Indeed, the introduction of the medical garments line is also a direct consequence of the coronavirus outbreak, which has struck South Africa particularly hard in comparison to the rest of the continent. 

Pep Clothing will produce around 500,000 disposable gowns over the next financial year beginning October 2020, in addition to those currently in production, with plans to diversify into coveralls (boiler suit-like garments) around February 2021 once new waterproofing machinery has been installed at the Cape Town factory. 

“Historically South Africa has relied on imported medical clothing, especially in the disposable segment, but we plan to keep this production line in operation permanently once the pandemic has passed,” Raphael says. “It has required a lot of collaboration between various stakeholders to create a suitable product, but we’ve developed a fabric with our textiles partners and are supplying local hospitals.”
On the front foot 
The medical line of business joins flip flops as a new venture for Pep Clothing, which has carved a niche in this part of the footwear market after an extremely productive foray over the past 18 months or so. 

Raphael reveals that 90 new hires were required to kickstart the operation, which currently produces around five million pairs of flip flops a year. Such has been the success to date, the company received a Disney Award for the best product in Africa last year in the flip flop category, what the CEO describes a major confidence boost. 

“The award was tremendous recognition for the team and is a huge feather in their caps,” Raphael says. 

“Being a clothing factory, we’ve never ventured into the realm of footwear before, so to create a whole new division from scratch with brand new people was a big task. The fact they’ve managed to win an award within eight months of production starting is a massive motivation for them – I am extremely proud.”

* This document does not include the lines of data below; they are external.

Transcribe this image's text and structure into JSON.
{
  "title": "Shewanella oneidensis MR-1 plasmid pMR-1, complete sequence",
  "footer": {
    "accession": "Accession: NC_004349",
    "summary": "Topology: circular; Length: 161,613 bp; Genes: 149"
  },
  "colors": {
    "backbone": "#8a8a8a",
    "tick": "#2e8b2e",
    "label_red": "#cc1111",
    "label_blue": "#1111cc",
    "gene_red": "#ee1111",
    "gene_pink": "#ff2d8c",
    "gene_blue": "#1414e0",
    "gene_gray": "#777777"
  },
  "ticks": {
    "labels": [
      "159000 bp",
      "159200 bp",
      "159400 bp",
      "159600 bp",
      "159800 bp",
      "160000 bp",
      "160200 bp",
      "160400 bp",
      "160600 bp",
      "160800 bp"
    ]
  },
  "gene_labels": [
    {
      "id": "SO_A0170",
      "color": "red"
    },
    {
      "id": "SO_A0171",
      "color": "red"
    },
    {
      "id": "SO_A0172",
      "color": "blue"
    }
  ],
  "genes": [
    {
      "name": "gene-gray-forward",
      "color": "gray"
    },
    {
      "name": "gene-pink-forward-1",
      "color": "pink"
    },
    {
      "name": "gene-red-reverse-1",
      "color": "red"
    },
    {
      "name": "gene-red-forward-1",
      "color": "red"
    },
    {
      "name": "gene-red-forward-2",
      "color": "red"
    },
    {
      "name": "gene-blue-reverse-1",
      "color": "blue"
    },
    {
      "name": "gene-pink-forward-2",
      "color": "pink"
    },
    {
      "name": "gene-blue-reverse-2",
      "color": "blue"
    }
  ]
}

Growing output of both the flip flop and medical categories is a major priority for Pep Clothing over the coming year, these avenues seen as opportunities to offset any slowdown in business in more conventional product lines as a result of the ongoing COVID-19 impact on the national and regional economy. 

This is one of three key objectives for Raphael, another being to develop more customers within the Pepkor group. 

The third is to drive continuous improvement and build further efficiency within its operations, an ongoing goal which highlights the crucial nature of relationships with partners up and down the supply chain. 

“We cannot afford to have any bottlenecks, and so our supply chain is critical, from packaging and admin to transportation and distribution,” Raphael says. “We therefore invest heavily in this area, not necessarily purely financial, but also in terms of time, effort and education. 

“For the past six years we have run a very successful supply development programme, which has enabled us to massively improve our on time and in full performance across the supplier network – from about 66 percent up to 99 percent – with all of our suppliers.” 

The CEO goes on to describe the personal nature of these relationships, the company opting not to use an agent and deal directly with partners – whether based in South Africa or internationally, Pep Clothing will visit supplier premises at least once a year. 

Again, people are key to finding the winning formula, both inside and outside of the company. And for Raphael, the future hinges on the motivation of employees, their wellbeing continuing to be front and centre of considerations as the firm navigates its way through this extraordinary period.

She signs off with optimism, looking ahead to a bright future. 

“I am confident about what the year ahead has in store. While we are not expecting, for obvious reasons, to see much growth, there are many focus areas that are cause for excitement. 

“We have a saying here that we have to do something better today than we did yesterday, and that philosophy will carry us through the times ahead.”